Is there a findamental problem with using an optical mouse? The mouse reports a delta distance since the previous frame, as best as it can determine by performing a correlation between the current and the previous frame. But any fractional part of that measurement is not carried forward to the next measurement, and is lost.

For example, let's say you were trying to get the robot to move perfectly straight, but it was moving very slightly to the right, so slightly that the X axis change was less than one pixel of the mouse's imager per frame, say 1/3 pixel. The mouse will output zero change (because the best correlation would be "zero" offset).

On the next frame the mouse again compares the frame with the previous frame, and again the motion is so slight (1/3 pixel, not 2/3 because we only compare adjacent frame pairs) that the mouse again reports zero change. But the robot is moving steadily to the right.

Our program accumulates the deltas to measure position, but zero plus zero plus zero will be zero -- the slight drift to the right is never observed.

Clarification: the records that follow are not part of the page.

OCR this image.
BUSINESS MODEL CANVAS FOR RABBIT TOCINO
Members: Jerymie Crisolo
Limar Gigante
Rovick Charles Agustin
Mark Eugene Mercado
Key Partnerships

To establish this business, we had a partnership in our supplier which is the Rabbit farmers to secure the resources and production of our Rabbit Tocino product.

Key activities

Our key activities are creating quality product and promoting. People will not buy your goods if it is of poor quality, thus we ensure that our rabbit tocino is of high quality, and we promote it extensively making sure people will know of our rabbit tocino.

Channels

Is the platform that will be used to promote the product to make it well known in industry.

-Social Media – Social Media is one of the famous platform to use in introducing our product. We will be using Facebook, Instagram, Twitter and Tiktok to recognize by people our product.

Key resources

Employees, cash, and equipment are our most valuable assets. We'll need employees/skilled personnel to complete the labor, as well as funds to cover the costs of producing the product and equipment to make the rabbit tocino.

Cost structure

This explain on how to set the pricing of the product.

Compare that with a pair of wheel encoders. The difference between the two wheel encoders might be only 1/3 tick, but the error is "remembered" mechanically, so that the next time the difference is 2/3 tick, and finally the third time one side reports an extra tick compared to the other side, and the drift is detected.

The lack of memory for fraction pixel offsets seems fundamental to the optical mouse. Am I missing something? Is the resolution so high that my example would result in a trivial guidance error over the length of the field? If I knew the effective "size" of one pixel (on the carpet) I could calculate the potential error accumulation.

-Norm

While I can't give you an exact figure (after optical modification), I'm using a chip with 800 dpi resolution. Even if that is reduced 10 fold, it's still many, many times more precise AND accurate than encoders. Your arguement is not a logically flawed one, but this is happening on such a small scale, I think it will actually be more straight than gyros or encoders. We'll see!